I can’t wait for her release.  I wish I could tag along on her migration to Mexico for the winter!

Post script

Well, this past weekend, Ryan went to visit some friends in Ohio.  And Milly decided to meet the world.  It was such an extraordinary thing to watch.

On Saturday morning, the cocoon looked black.  Not knowing what had happened, I asked Mr. Google and sure enough, the metamorphosis was beginning.  It was either that or the dreaded Black Death.  Don’t ask.

Darkening

Darkening

I took the box outside to get some better light, and we could see the very definition of a monarch butterfly wing, all curled up and ready to explode out of it’s tiny house.  I took some pictures to send to Ryan.  I was so upset that he was going to miss this.

In the sunlight

In the sunlight

That night, we returned from our outings to find an empty cocoon, and Milly was laying at the bottom of the box in a pool of red liquid.  This did not seem good.  And indeed it was not.  

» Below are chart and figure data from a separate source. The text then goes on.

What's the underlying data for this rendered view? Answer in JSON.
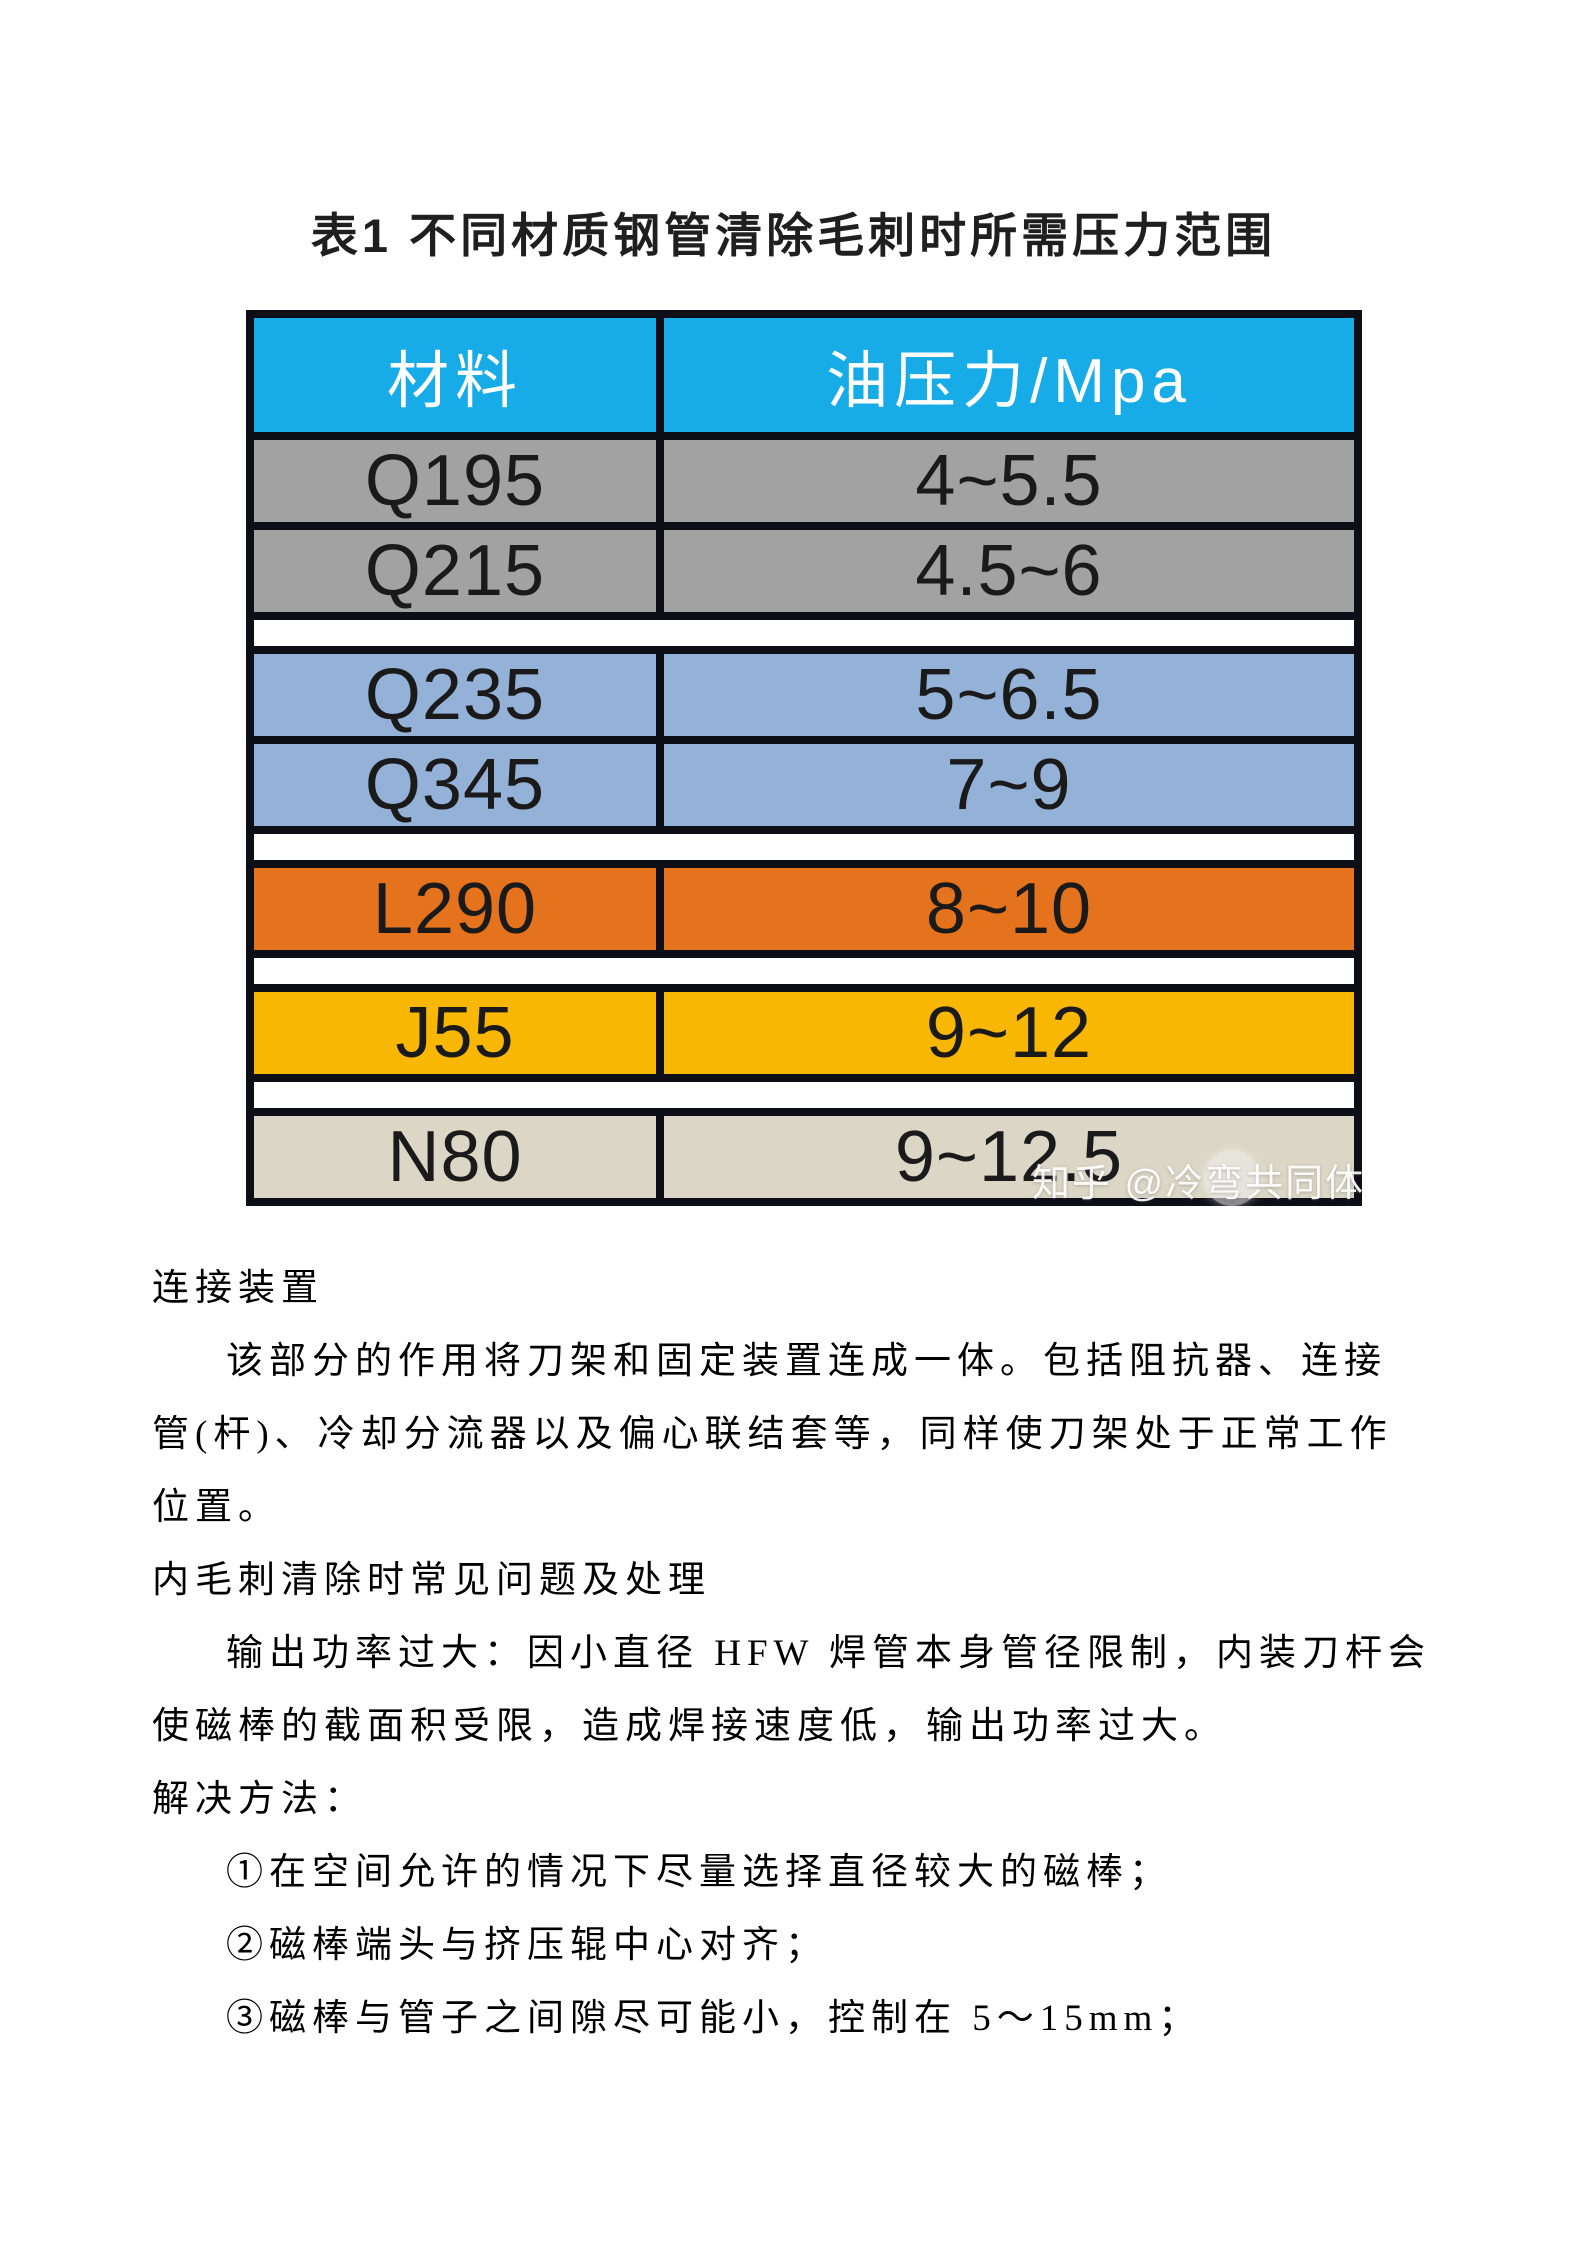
{
  "title": "表1 不同材质钢管清除毛刺时所需压力范围",
  "table": {
    "headers": {
      "material": "材料",
      "pressure": "油压力/Mpa"
    },
    "rows": [
      {
        "material": "Q195",
        "pressure": "4~5.5",
        "bg": "#A2A2A2"
      },
      {
        "material": "Q215",
        "pressure": "4.5~6",
        "bg": "#A2A2A2"
      },
      {
        "material": "Q235",
        "pressure": "5~6.5",
        "bg": "#94B2D7"
      },
      {
        "material": "Q345",
        "pressure": "7~9",
        "bg": "#94B2D7"
      },
      {
        "material": "L290",
        "pressure": "8~10",
        "bg": "#E5721C"
      },
      {
        "material": "J55",
        "pressure": "9~12",
        "bg": "#F8B703"
      },
      {
        "material": "N80",
        "pressure": "9~12.5",
        "bg": "#DBD6C5"
      }
    ],
    "colors": {
      "header_bg": "#17ACE8",
      "header_text": "#FFFFFF",
      "border": "#0E0E16",
      "cell_text": "#1A1A1A",
      "spacer_bg": "#FFFFFF"
    }
  },
  "watermark": {
    "text": "知乎 @冷弯共同体"
  },
  "body": {
    "lines": [
      {
        "text": "连接装置"
      },
      {
        "text": "该部分的作用将刀架和固定装置连成一体。包括阻抗器、连接"
      },
      {
        "text": "管(杆)、冷却分流器以及偏心联结套等，同样使刀架处于正常工作"
      },
      {
        "text": "位置。"
      },
      {
        "text": "内毛刺清除时常见问题及处理"
      },
      {
        "text": "输出功率过大：因小直径 HFW 焊管本身管径限制，内装刀杆会"
      },
      {
        "text": "使磁棒的截面积受限，造成焊接速度低，输出功率过大。"
      },
      {
        "text": "解决方法："
      },
      {
        "text": "①在空间允许的情况下尽量选择直径较大的磁棒；"
      },
      {
        "text": "②磁棒端头与挤压辊中心对齐；"
      },
      {
        "text": "③磁棒与管子之间隙尽可能小，控制在 5～15mm；"
      }
    ]
  }
}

Milly’s wings never did open fully.

a butterfly at last

a butterfly at last

From what I’ve read, very few monarchs evolve successfully.  And Milly did not beat the odds.  It seems that she was supposed to spend more time hanging from the cocoon, and her fall from home was much too soon.  That liquid pool that she was laying in was supposed to be pumped through her wings.

This little butterfly will not be making it’s way to Mexico.